I have to prove that if, X is not the union of two disjoint non-empty closed subsets of itself, then,

Either X is empty or the only continuous functions from X to the discrete space {0,1} are the two constant functions.

Attempt at the proof:

Assume that the first one is true, and let f:X->{0,1} be continuous.

Then f inverse of zero and f inverse of one are both disjoint and closed in X.
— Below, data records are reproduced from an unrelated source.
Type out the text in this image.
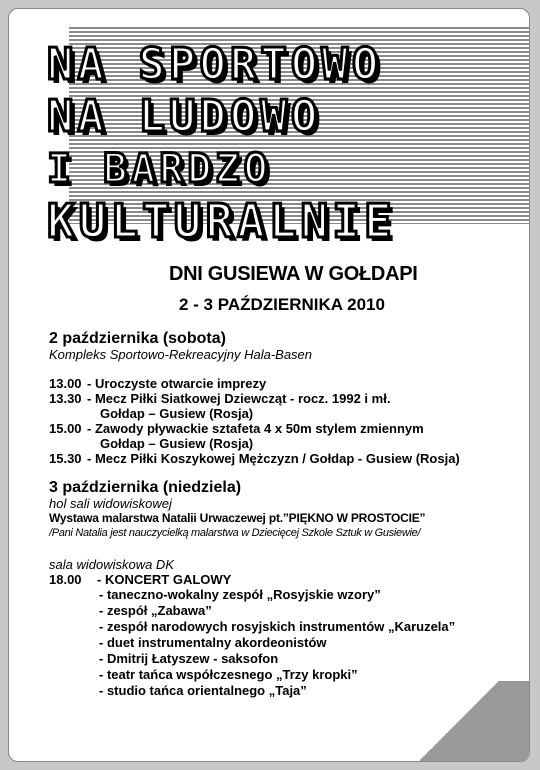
NA SPORTOWO
NA LUDOWO
I BARDZO
KULTURALNIE
DNI GUSIEWA W GOŁDAPI
2 - 3 PAŹDZIERNIKA 2010

2 października (sobota)

Kompleks Sportowo-Rekreacyjny Hala-Basen

13.00 - Uroczyste otwarcie imprezy
13.30 - Mecz Piłki Siatkowej Dziewcząt - rocz. 1992 i mł.
Gołdap – Gusiew (Rosja)
15.00 - Zawody pływackie sztafeta 4 x 50m stylem zmiennym
Gołdap – Gusiew (Rosja)
15.30 - Mecz Piłki Koszykowej Mężczyzn / Gołdap - Gusiew (Rosja)

3 października (niedziela)

hol sali widowiskowej

Wystawa malarstwa Natalii Urwaczewej pt.”PIĘKNO W PROSTOCIE”

/Pani Natalia jest nauczycielką malarstwa w Dziecięcej Szkole Sztuk w Gusiewie/

sala widowiskowa DK

18.00	- KONCERT GALOWY
- taneczno-wokalny zespół „Rosyjskie wzory”
- zespół „Zabawa”
- zespół narodowych rosyjskich instrumentów „Karuzela”
- duet instrumentalny akordeonistów
- Dmitrij Łatyszew - saksofon
- teatr tańca współczesnego „Trzy kropki”
- studio tańca orientalnego „Taja”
How do i proceed further ?

Re: Criteria for connectedness

I don't understand what you mean by "Assume that the first one is true". You should assume that $\displaystyle X$ cannot be represented as the union of two disjoint non-empty closed subsets of itself. Then, also assume $\displaystyle X$ is nonempty (so, either $\displaystyle X$ is empty, in which case the proposition is true, or $\displaystyle X$ is nonempty, and you are in this case) and prove that the only continuous functions from $\displaystyle X$ to the discrete space $\displaystyle \{0,1\}$ are the two constant functions. As you said, define $\displaystyle f:X \to \{0,1\}$ as a continuous function. You learned that a function is continuous if the preimage of every closed set is closed. Since $\displaystyle \{0\}^c = \{1\}$ and $\displaystyle \{1\}^c = \{0\}$, both singleton sets are clopen (both open and closed) subsets of $\displaystyle \{0,1\}$. Since $\displaystyle f$ is continuous, $\displaystyle f^{-1}(\{0\})$ and $\displaystyle f^{-1}(\{1\})$ must both be closed. Suppose $\displaystyle x \in f^{-1}(\{0\}) \cap f^{-1}(\{1\})$. Then $\displaystyle f(x) = 0$ and $\displaystyle f(x) = 1$, implying $\displaystyle f$ is not even a function. So, the preimages must be disjoint. For any $\displaystyle x \in X$, either $\displaystyle f(x) = 0$ or $\displaystyle f(x) = 1$, so the union of the preimages must be the entire set. Suppose $\displaystyle f^{-1}(\{0\}) \neq \emptyset$. Then by the initial assumption ($\displaystyle X$ cannot be represented by the union of two disjoint, nonempty, closed subsets of itself), it must be that $\displaystyle f^{-1}(\{1\}) = \emptyset$. The other case: $\displaystyle f^{-1}(\{0\}) = \emptyset$. By the second assumption, $\displaystyle X$ is nonempty, so it must be that $\displaystyle f^{-1}(\{1\}) \neq \emptyset$. Hence, either $\displaystyle f(X) = \{0\}$ or $\displaystyle f(X) = \{1\}$.